The Ypsilanti Highland Cemetery contains nearly 40 Black Civil War casualties or veterans. Cemetery records indicate that there are 19 marked gravesites of Black Civil War Soldiers, and an additional 19 may be buried near the grounds of Highland Cemetery.

The Ypsilanti Black Civil War monument was first initiated when Matt Siegfried, a historian, writer, and researcher located in Ypsilanti, Michigan, noticed the headstone of Pvt. Elias Rouse, a Civil War veteran from the 54th Massachusetts Regiment, within Ypsilanti's Highland Cemetery. This discovery triggered Siegfried to research African American soldiers who fought in the Civil War and who were buried in the cemetery. This research ultimately acted as a catalyst in erecting the memorial honoring Black Civil War veterans.

During his research, Siegfried was able to find two living descendants of Elias Rouse who still lived in Ypsilanti, Cheryl Garnett and Omer Winborn. Through Garnett and Winborn's family research, Siegfried found that Rouse was one of the first men of color to join the Union Army, recruited by Frederick Douglass to fight in the war. On July 18, 1863, during the battle of Fort Wagner, Rouse's regiment gained notability; however, once discharged in 1865, it took until 1890 for him to receive his pension, revealing the racial discrimination against colored veterans after the Civil War ended.

== Description ==

John Pappas, a sculptor based in Ypsilanti, created the Ypsilanti Black Civil War Monument. It features three United States Colored Troops (USCT) soldiers at the top, inspired by historical photos, with three eagles beneath symbolizing war. Pappas purposely excluded the depiction of weaponry within the monument, instead focusing on their faces, trying to capture the contemplation and questioning colored soldiers made when making the life-altering decision to enlist and fight for their freedom.

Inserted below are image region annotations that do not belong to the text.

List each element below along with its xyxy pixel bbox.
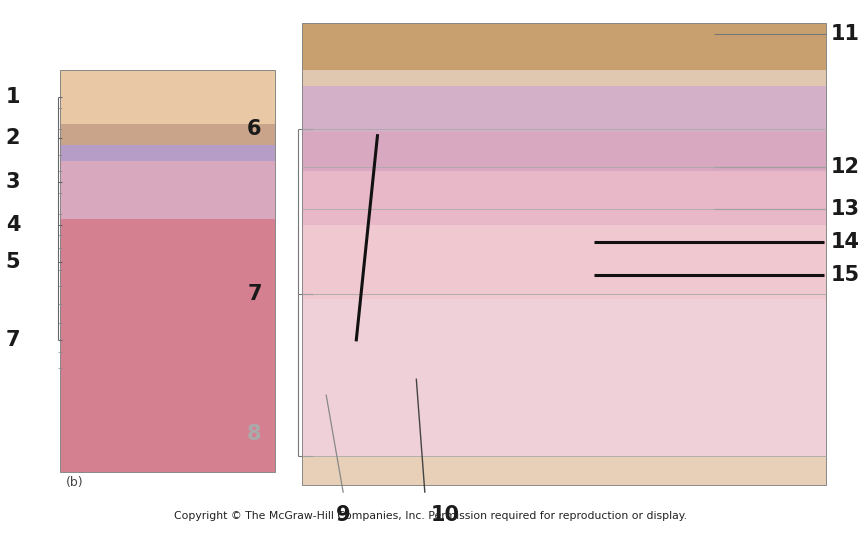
Text: 1: 1 — [6, 87, 20, 107]
Bar — [60, 70, 274, 472]
Text: 8: 8 — [247, 425, 261, 444]
Text: 13: 13 — [832, 199, 860, 218]
Bar — [302, 456, 826, 485]
Bar — [302, 299, 826, 456]
Bar — [302, 87, 826, 131]
Bar — [60, 145, 274, 161]
Text: 9: 9 — [336, 505, 351, 525]
Text: 12: 12 — [832, 157, 860, 177]
Text: 4: 4 — [6, 215, 20, 234]
Text: 11: 11 — [832, 25, 860, 44]
Text: Copyright © The McGraw-Hill Companies, Inc. Permission required for reproduction: Copyright © The McGraw-Hill Companies, I… — [174, 511, 687, 521]
Bar — [302, 70, 826, 87]
Bar — [302, 171, 826, 224]
Bar — [60, 219, 274, 472]
Text: 6: 6 — [247, 119, 261, 139]
Text: 3: 3 — [6, 172, 20, 192]
Bar — [302, 131, 826, 171]
Bar — [60, 70, 274, 123]
Bar — [302, 22, 826, 70]
Bar — [60, 70, 274, 472]
Text: 7: 7 — [6, 331, 20, 350]
Bar — [302, 22, 826, 485]
Bar — [60, 123, 274, 145]
Text: 2: 2 — [6, 129, 20, 148]
Text: 5: 5 — [6, 252, 20, 272]
Text: 10: 10 — [431, 505, 460, 525]
Text: 7: 7 — [247, 284, 261, 303]
Text: 15: 15 — [832, 265, 860, 285]
Bar — [302, 224, 826, 299]
Text: (b): (b) — [66, 476, 83, 489]
Text: 14: 14 — [832, 232, 860, 252]
Bar — [60, 161, 274, 219]
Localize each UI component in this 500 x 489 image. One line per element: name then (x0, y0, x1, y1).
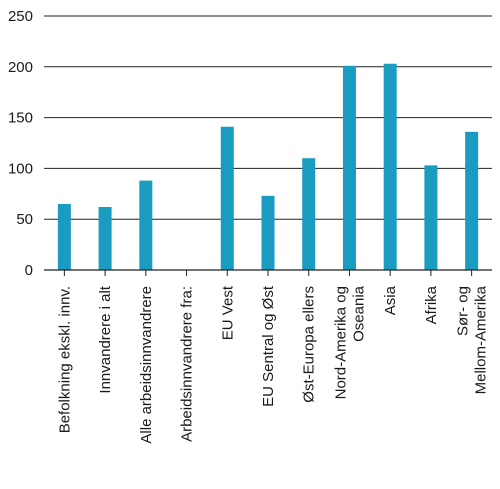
bars (57, 63, 479, 270)
x-tick-label: Sør- og (455, 286, 472, 336)
bar (139, 180, 153, 270)
labels: 0 50 100 150 200 250 Befolkning ekskl. innv. In… (8, 8, 490, 444)
bar (383, 63, 397, 270)
bar (261, 195, 275, 270)
x-tick-label: Alle arbeidsinnvandrere (138, 286, 155, 444)
x-tick-label: Nord-Amerika og (332, 286, 349, 399)
y-tick-label: 50 (16, 211, 33, 228)
y-tick-label: 250 (8, 8, 33, 25)
y-tick-label: 0 (25, 262, 33, 279)
x-tick-label: Asia (382, 285, 399, 315)
gridlines (44, 15, 492, 220)
x-tick-label: Innvandrere i alt (97, 285, 114, 393)
y-tick-label: 150 (8, 110, 33, 127)
y-tick-label: 100 (8, 160, 33, 177)
x-tick-label: Befolkning ekskl. innv. (56, 286, 73, 433)
bar (220, 126, 234, 270)
bar (342, 65, 356, 270)
bar (424, 165, 438, 270)
y-tick-label: 200 (8, 59, 33, 76)
axes (44, 269, 492, 276)
x-tick-label: EU Vest (219, 285, 236, 340)
x-tick-label: EU Sentral og Øst (260, 285, 277, 407)
x-tick-label: Øst-Europa ellers (301, 286, 318, 403)
bar (98, 207, 112, 270)
x-tick-label: Arbeidsinnvandrere fra: (179, 286, 196, 442)
bar (302, 158, 316, 270)
x-tick-label: Oseania (350, 285, 367, 342)
x-tick-label: Afrika (423, 285, 440, 324)
x-tick-label: Mellom-Amerika (473, 285, 490, 394)
bar (465, 131, 479, 270)
bar (57, 203, 71, 270)
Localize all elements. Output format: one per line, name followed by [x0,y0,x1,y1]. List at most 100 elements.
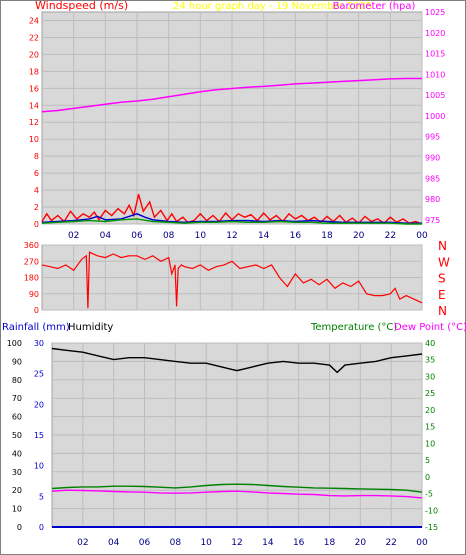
y-tick-label-left: 360 [24,241,39,250]
wind-plot-area: 0246810121416182022249759809859909951000… [29,8,446,241]
rainfall-tick-label: 10 [34,462,44,471]
humidity-tick-label: 30 [12,468,22,477]
y-tick-label-right: 15 [425,423,435,432]
y-tick-label-right: 990 [425,153,440,162]
y-tick-label-right: 985 [425,174,440,183]
y-tick-label-right: -15 [425,523,438,532]
humidity-tick-label: 0 [17,523,22,532]
y-tick-label-left: 180 [24,274,39,283]
compass-label: N [438,304,447,318]
series-line-windspeed-low [41,218,422,225]
y-tick-label-left: 270 [24,257,39,266]
y-tick-label-right: 1000 [425,112,445,121]
humidity-tick-label: 60 [12,413,22,422]
x-tick-label: 10 [200,538,212,548]
rainfall-tick-label: 0 [39,523,44,532]
x-tick-label: 04 [100,231,112,241]
x-tick-label: 20 [353,231,365,241]
y-tick-label-left: 14 [29,101,39,110]
x-tick-label: 02 [77,538,88,548]
y-tick-label-right: 40 [425,339,435,348]
x-tick-label: 16 [293,538,305,548]
y-tick-label-left: 22 [29,33,39,42]
y-tick-label-left: 18 [29,67,39,76]
y-tick-label-left: 4 [34,186,39,195]
y-tick-label-right: 5 [425,456,430,465]
y-tick-label-right: 1005 [425,91,445,100]
x-tick-label: 12 [231,538,242,548]
y-tick-label-right: 975 [425,216,440,225]
x-tick-label: 18 [324,538,336,548]
rainfall-axis-label: Rainfall (mm) [2,322,70,333]
x-tick-label: 16 [290,231,302,241]
series-line-barometer-hpa- [41,77,422,113]
y-tick-label-left: 16 [29,84,39,93]
x-tick-label: 00 [416,231,428,241]
compass-label: E [438,288,446,302]
x-tick-label: 22 [385,231,396,241]
x-tick-label: 18 [321,231,333,241]
y-tick-label-left: 10 [29,135,39,144]
humidity-tick-label: 90 [12,357,22,366]
y-tick-label-right: -10 [425,506,438,515]
x-tick-label: 14 [262,538,274,548]
series-line-temperature-c- [51,483,423,493]
y-tick-label-right: 30 [425,372,435,381]
y-tick-label-right: 10 [425,439,435,448]
barometer-axis-label: Barometer (hpa) [333,1,416,12]
rainfall-tick-label: 15 [34,431,44,440]
x-tick-label: 08 [163,231,175,241]
y-tick-label-left: 6 [34,169,39,178]
series-line-humidity [51,347,423,374]
humidity-tick-label: 20 [12,486,22,495]
x-tick-label: 14 [258,231,270,241]
windspeed-axis-label: Windspeed (m/s) [35,0,128,12]
y-tick-label-right: 980 [425,195,440,204]
y-tick-label-left: 0 [34,220,39,229]
compass-label: N [438,239,447,253]
humidity-tick-label: 10 [12,505,22,514]
rainfall-tick-label: 5 [39,492,44,501]
wind-barometer-panel: Windspeed (m/s) 24 hour graph day - 19 N… [29,0,446,241]
compass-label: W [438,255,450,269]
y-tick-label-right: 0 [425,473,430,482]
rainfall-tick-label: 25 [34,370,44,379]
y-tick-label-left: 90 [29,290,39,299]
x-tick-label: 20 [355,538,367,548]
series-line-wind-direction [41,251,423,309]
temperature-axis-label: Temperature (°C) [310,322,397,333]
series-line-windspeed-average [41,213,422,224]
humidity-tick-label: 80 [12,376,22,385]
y-tick-label-right: -5 [425,490,433,499]
y-tick-label-left: 12 [29,118,39,127]
y-tick-label-left: 8 [34,152,39,161]
y-tick-label-right: 1015 [425,50,445,59]
series-line-dew-point-c- [51,489,423,499]
humidity-tick-label: 50 [12,431,22,440]
graph-title: 24 hour graph day - 19 November 2025 [173,1,372,12]
x-tick-label: 06 [131,231,143,241]
x-tick-label: 00 [416,538,428,548]
y-tick-label-left: 20 [29,50,39,59]
x-tick-label: 12 [226,231,237,241]
y-tick-label-left: 24 [29,16,39,25]
y-tick-label-right: 35 [425,356,435,365]
y-tick-label-right: 25 [425,389,435,398]
x-tick-label: 06 [139,538,151,548]
humidity-tick-label: 40 [12,449,22,458]
x-tick-label: 22 [385,538,396,548]
x-tick-label: 10 [195,231,207,241]
rain-humidity-temp-panel: Rainfall (mm) Humidity Temperature (°C) … [2,322,466,548]
y-tick-label-right: 1020 [425,29,445,38]
x-tick-label: 02 [68,231,79,241]
y-tick-label-right: 20 [425,406,435,415]
humidity-tick-label: 70 [12,394,22,403]
y-tick-label-left: 0 [34,306,39,315]
humidity-tick-label: 100 [7,339,22,348]
rainfall-tick-label: 30 [34,339,44,348]
x-tick-label: 08 [170,538,182,548]
rainfall-tick-label: 20 [34,400,44,409]
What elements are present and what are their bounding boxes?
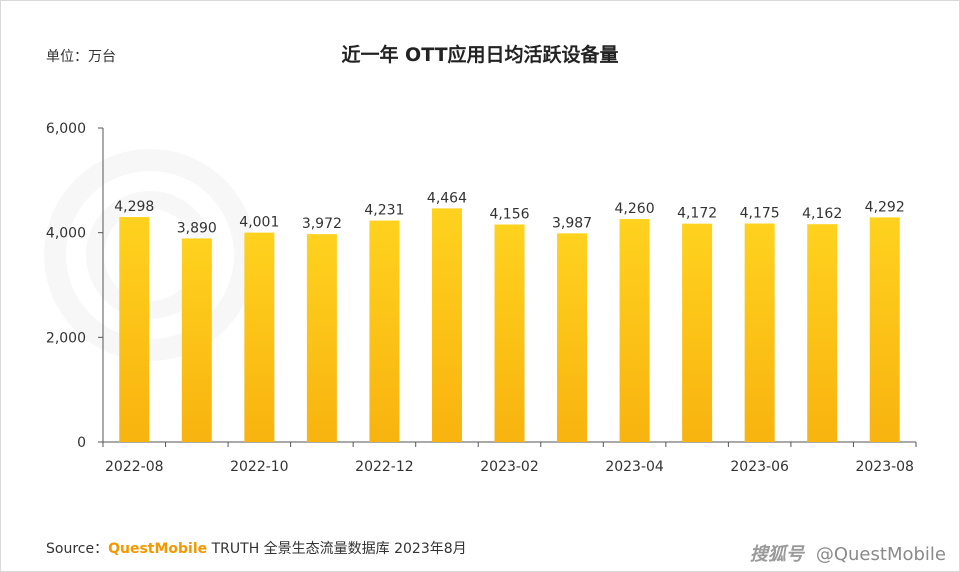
y-tick-label: 4,000	[46, 226, 86, 242]
watermark-logo-ring	[44, 149, 256, 361]
source-note: Source：QuestMobile TRUTH 全景生态流量数据库 2023年…	[46, 538, 467, 558]
y-tick-label: 2,000	[46, 330, 86, 346]
source-text: TRUTH 全景生态流量数据库 2023年8月	[211, 541, 467, 557]
watermark-handle: @QuestMobile	[815, 544, 946, 565]
bar	[807, 224, 838, 442]
bar-value-label: 4,172	[677, 206, 717, 222]
bar-value-label: 3,987	[552, 215, 592, 231]
y-tick-label: 6,000	[46, 121, 86, 137]
x-tick-label: 2023-06	[730, 459, 789, 475]
bar-value-label: 4,175	[740, 206, 780, 222]
sohu-logo: 搜狐号	[749, 544, 804, 565]
bar	[682, 223, 713, 442]
bar-value-label: 4,001	[239, 215, 279, 231]
value-labels: 4,298 3,890 4,001 3,972 4,231 4,464 4,156 3,987…	[114, 190, 905, 236]
bar-value-label: 4,298	[114, 199, 154, 215]
bar-value-label: 4,162	[802, 206, 842, 222]
bar	[306, 234, 337, 442]
x-tick-label: 2022-10	[230, 459, 289, 475]
bar	[619, 219, 650, 442]
bar	[869, 217, 900, 442]
x-tick-label: 2023-04	[605, 459, 664, 475]
source-prefix: Source：	[46, 541, 109, 557]
bar-value-label: 4,260	[615, 201, 655, 217]
unit-label: 单位：万台	[46, 49, 116, 65]
x-tick-label: 2022-12	[355, 459, 414, 475]
bar-value-label: 4,292	[865, 199, 905, 215]
bar	[744, 223, 775, 442]
axes: 0 2,000 4,000 6,000 2022-08 2022-10 2022-12 202…	[46, 121, 917, 475]
bar	[181, 238, 212, 442]
bar	[369, 220, 400, 442]
bar	[431, 208, 462, 442]
bar	[557, 233, 588, 442]
source-brand: QuestMobile	[108, 541, 208, 557]
y-tick-label: 0	[77, 435, 86, 451]
bar	[494, 224, 525, 442]
x-tick-label: 2023-08	[855, 459, 914, 475]
bar-value-label: 3,972	[302, 216, 342, 232]
bars	[119, 208, 900, 442]
bar-value-label: 3,890	[177, 220, 217, 236]
bar	[119, 217, 150, 442]
bar-value-label: 4,156	[489, 207, 529, 223]
x-tick-label: 2023-02	[480, 459, 539, 475]
chart-title: 近一年 OTT应用日均活跃设备量	[341, 44, 619, 66]
bar	[244, 232, 275, 442]
bar-value-label: 4,464	[427, 190, 467, 206]
x-tick-label: 2022-08	[105, 459, 164, 475]
watermark: 搜狐号 @QuestMobile	[750, 540, 946, 566]
bar-value-label: 4,231	[364, 203, 404, 219]
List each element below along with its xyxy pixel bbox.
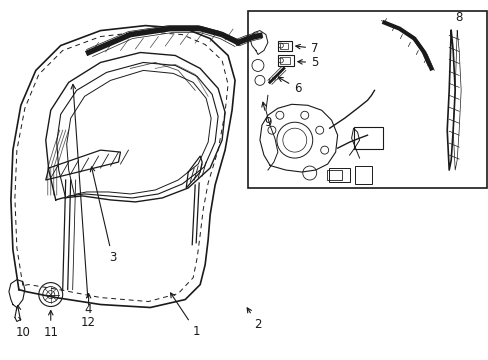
Text: 3: 3 [90,167,116,264]
Text: 5: 5 [297,56,318,69]
Text: 7: 7 [295,42,318,55]
Text: 11: 11 [43,311,58,339]
Text: 1: 1 [170,293,200,338]
Text: 8: 8 [454,11,462,24]
Text: 4: 4 [71,84,92,316]
Bar [247,11,486,188]
Text: 6: 6 [278,77,301,95]
Text: 9: 9 [261,102,271,129]
Text: 12: 12 [81,316,96,329]
Text: 10: 10 [16,306,30,339]
Text: 2: 2 [246,308,261,331]
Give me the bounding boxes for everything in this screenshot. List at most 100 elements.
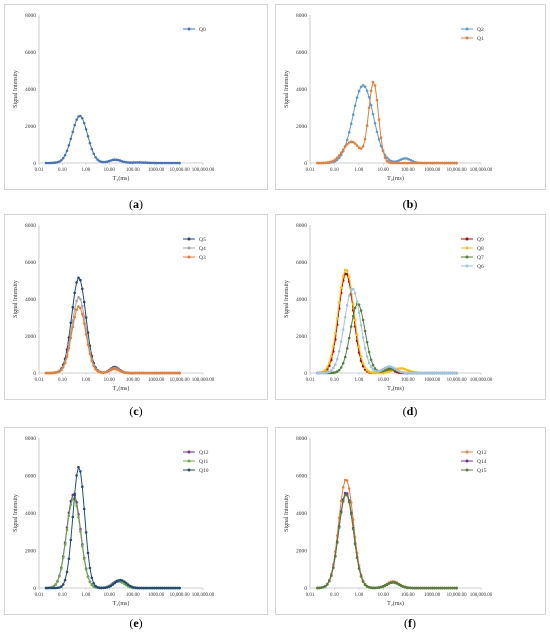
data-point-q6 <box>367 361 371 364</box>
data-point-q1 <box>332 159 335 163</box>
data-point-q15 <box>353 543 357 546</box>
y-tick-label: 4000 <box>296 87 307 93</box>
data-point-q10 <box>71 515 75 519</box>
data-point-q3 <box>174 371 178 375</box>
data-point-q6 <box>403 371 407 374</box>
data-point-q3 <box>138 371 141 375</box>
data-point-q7 <box>369 358 373 361</box>
data-point-q15 <box>335 541 339 544</box>
data-point-q8 <box>334 332 337 335</box>
data-point-q10 <box>90 576 94 580</box>
data-point-q7 <box>381 369 385 373</box>
legend-label: Q3 <box>199 255 206 261</box>
data-point-q6 <box>322 371 325 375</box>
legend-marker <box>187 450 191 454</box>
y-tick-label: 4000 <box>296 511 307 517</box>
data-point-q15 <box>451 586 454 590</box>
data-point-q8 <box>353 318 357 322</box>
data-point-q15 <box>343 493 347 497</box>
data-point-q15 <box>447 586 450 590</box>
x-tick-label: 100,000.00 <box>192 593 215 598</box>
data-point-q6 <box>429 371 432 375</box>
legend-label: Q9 <box>477 237 484 243</box>
x-tick-label: 100.00 <box>401 168 415 173</box>
data-point-q0 <box>174 161 178 165</box>
data-point-q2 <box>377 138 381 141</box>
caption-c: (c) <box>129 404 143 418</box>
x-tick-label: 0.01 <box>306 593 315 598</box>
data-point-q1 <box>427 161 430 165</box>
data-point-q1 <box>419 161 423 165</box>
data-point-q8 <box>359 355 363 358</box>
data-point-q3 <box>73 315 76 319</box>
data-point-q6 <box>417 371 421 375</box>
data-point-q2 <box>375 130 379 134</box>
data-point-q8 <box>361 362 365 365</box>
data-point-q2 <box>373 121 377 125</box>
data-point-q10 <box>50 586 54 590</box>
data-point-q2 <box>357 89 361 93</box>
data-point-q6 <box>391 366 395 369</box>
x-tick-label: 100.00 <box>126 593 140 598</box>
data-point-q15 <box>407 586 411 590</box>
data-point-q5 <box>86 331 90 334</box>
x-tick-label: 0.01 <box>306 378 315 383</box>
data-point-q0 <box>149 161 153 165</box>
data-point-q15 <box>413 586 417 590</box>
chart-panel-b: 0 2000 4000 6000 8000 0.01 0.10 1.00 10.00 100.00… <box>275 4 546 190</box>
data-point-q1 <box>425 161 428 165</box>
y-axis-label: Signal Intensity <box>13 70 19 108</box>
data-point-q1 <box>399 161 403 165</box>
legend-label: Q15 <box>477 468 487 474</box>
data-point-q10 <box>136 586 139 590</box>
y-tick-label: 4000 <box>25 87 36 93</box>
data-point-q1 <box>449 161 452 165</box>
data-point-q10 <box>63 578 67 582</box>
data-point-q15 <box>367 586 371 589</box>
data-point-q6 <box>413 371 417 375</box>
data-point-q2 <box>367 95 371 99</box>
legend-marker <box>465 246 469 250</box>
x-tick-label: 100,000.00 <box>470 168 493 173</box>
data-point-q6 <box>316 371 319 375</box>
data-point-q15 <box>399 584 403 587</box>
data-point-q0 <box>88 141 92 145</box>
data-point-q15 <box>324 585 327 588</box>
x-tick-label: 10,000.00 <box>170 378 191 383</box>
data-point-q1 <box>379 136 383 139</box>
data-point-q1 <box>316 161 319 165</box>
data-point-q10 <box>166 586 170 590</box>
data-point-q3 <box>176 371 179 375</box>
data-point-q6 <box>332 366 335 370</box>
data-point-q6 <box>427 371 430 375</box>
data-point-q10 <box>98 586 101 589</box>
data-point-q15 <box>316 586 319 590</box>
x-tick-label: 1000.00 <box>424 168 441 173</box>
data-point-q6 <box>405 371 409 375</box>
data-point-q4 <box>77 295 80 299</box>
data-point-q15 <box>395 582 399 585</box>
x-tick-label: 1000.00 <box>148 378 165 383</box>
x-tick-label: 1.00 <box>81 168 90 173</box>
data-point-q11 <box>81 544 84 548</box>
data-point-q5 <box>77 276 80 280</box>
x-tick-label: 100,000.00 <box>470 378 493 383</box>
data-point-q1 <box>353 142 357 145</box>
data-point-q7 <box>335 370 339 373</box>
data-point-q5 <box>82 300 86 304</box>
data-point-q11 <box>58 575 61 578</box>
data-point-q10 <box>124 581 128 585</box>
data-point-q10 <box>82 507 86 511</box>
data-point-q13 <box>345 479 349 482</box>
x-axis-label: T₂(ms) <box>387 600 404 607</box>
x-tick-label: 1.00 <box>354 378 363 383</box>
data-point-q6 <box>443 371 446 375</box>
data-point-q0 <box>67 144 71 147</box>
data-point-q2 <box>387 158 391 161</box>
x-tick-label: 0.01 <box>35 593 44 598</box>
x-tick-label: 10,000.00 <box>170 593 191 598</box>
data-point-q0 <box>128 161 132 164</box>
legend-marker <box>465 450 469 454</box>
data-point-q1 <box>365 124 369 127</box>
data-point-q10 <box>86 551 90 555</box>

The memorial also honored several soldiers, including Elias Rouse from the 54th Massachusetts Regiment, James H. Falls and Dudley H. Fox from Co. F, 2nd Michigan Cavalry, and Lonrezo Thompson from Co. E, 11th USCHA, 14th Rhode Island Heavy Artillery.

== Funding ==

According to Michigan Live, the erection of the monument was assisted by State Representative Ronnie Peterson, who helped grant funding for the project, garnering a total of 60,000 dollars. Funding included 5,000 dollars from the Michigan Enhancement Grant, another 5,000 dollars from the Michigan Council for Arts and Cultural Affairs, and a donation of 30,000 dollars from Destination Ann Arbor/Ypsi Real.